Hunger can affect a child’s mood and behavior.

Kids with ADHD need healthy foods that will nurture their ADHD brain. Since they are also very physically active, they need something to replenish the energy they spend.

Well-balanced foods, nuts, berries, and good snacks will provide the energy they need to keep learning and playing during the day.

Find natural ways to increase dopamine for ADHD, such as eating more protein.

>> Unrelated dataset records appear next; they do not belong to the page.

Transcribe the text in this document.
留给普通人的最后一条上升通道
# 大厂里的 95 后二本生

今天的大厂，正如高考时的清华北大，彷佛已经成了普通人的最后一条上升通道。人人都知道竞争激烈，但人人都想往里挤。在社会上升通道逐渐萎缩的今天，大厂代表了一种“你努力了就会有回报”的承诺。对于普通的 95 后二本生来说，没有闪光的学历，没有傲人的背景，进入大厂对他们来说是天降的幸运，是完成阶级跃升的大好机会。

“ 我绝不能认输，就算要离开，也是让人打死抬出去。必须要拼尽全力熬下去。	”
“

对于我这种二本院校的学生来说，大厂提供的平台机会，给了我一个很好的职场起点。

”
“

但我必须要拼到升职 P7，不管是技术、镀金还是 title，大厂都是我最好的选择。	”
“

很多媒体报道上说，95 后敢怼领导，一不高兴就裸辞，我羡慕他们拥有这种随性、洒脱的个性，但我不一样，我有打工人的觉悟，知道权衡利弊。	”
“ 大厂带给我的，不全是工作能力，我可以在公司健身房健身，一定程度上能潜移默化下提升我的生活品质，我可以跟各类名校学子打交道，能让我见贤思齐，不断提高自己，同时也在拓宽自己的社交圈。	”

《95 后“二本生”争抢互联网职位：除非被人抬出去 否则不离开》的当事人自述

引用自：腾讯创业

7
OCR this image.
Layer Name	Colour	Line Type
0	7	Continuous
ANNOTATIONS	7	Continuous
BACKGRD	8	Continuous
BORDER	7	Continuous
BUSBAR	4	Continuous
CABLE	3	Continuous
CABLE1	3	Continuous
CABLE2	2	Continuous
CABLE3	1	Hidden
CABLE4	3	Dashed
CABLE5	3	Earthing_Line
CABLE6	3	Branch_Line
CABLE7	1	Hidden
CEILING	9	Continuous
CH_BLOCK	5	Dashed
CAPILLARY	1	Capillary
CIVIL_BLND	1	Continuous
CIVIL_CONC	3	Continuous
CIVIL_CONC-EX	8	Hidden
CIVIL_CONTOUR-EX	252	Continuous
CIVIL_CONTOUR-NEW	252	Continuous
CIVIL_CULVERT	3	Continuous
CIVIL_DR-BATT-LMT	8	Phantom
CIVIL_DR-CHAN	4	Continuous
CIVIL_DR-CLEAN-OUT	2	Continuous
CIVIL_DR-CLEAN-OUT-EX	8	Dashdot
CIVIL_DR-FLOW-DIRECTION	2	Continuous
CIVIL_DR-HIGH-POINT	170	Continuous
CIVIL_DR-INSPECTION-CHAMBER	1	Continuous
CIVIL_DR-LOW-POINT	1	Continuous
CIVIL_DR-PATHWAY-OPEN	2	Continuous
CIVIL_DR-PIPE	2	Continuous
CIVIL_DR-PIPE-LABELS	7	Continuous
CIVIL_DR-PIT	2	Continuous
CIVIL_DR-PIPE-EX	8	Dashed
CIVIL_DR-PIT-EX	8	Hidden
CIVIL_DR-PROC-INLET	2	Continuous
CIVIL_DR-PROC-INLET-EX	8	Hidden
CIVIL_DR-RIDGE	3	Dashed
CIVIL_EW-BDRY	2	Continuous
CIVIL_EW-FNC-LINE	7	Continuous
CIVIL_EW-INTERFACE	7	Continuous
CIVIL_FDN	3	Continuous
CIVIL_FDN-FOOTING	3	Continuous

Expert insights: strategies and tips for homeschooling a child with ADHD

As we all know, homeschooling a child with ADHD can be a challenge, but it’s definitely doable with the right strategies and mindset.

That’s why I’ve reached out to two experts in the field to get their insights on how we can create a successful and fulfilling learning environment for our children with ADHD.

So, without further ado, let’s dive into some expert quotes and tips that can help us in our homeschooling journey!

Children with ADHD thrive in environments that are structured and predictable. Creating a consistent routine and using visual aids can be very helpful in keeping them focused and engaged.

Dr. David Anderson, senior director of the ADHD and Behavior Disorders Center at the Child Mind Institute

Incorporating physical activity and movement breaks into the day can help children with ADHD regulate their attention and focus better. It’s important to remember that every child is different, so finding what works best for your child may take some trial and error.”

Dr. Mark Stein, professor of psychiatry and behavioral sciences at the University of Washington School of Medicine

Homeschooling a child with ADHD is incredibly rewarding, but it is hard work. I hope some of our top tips have helped you.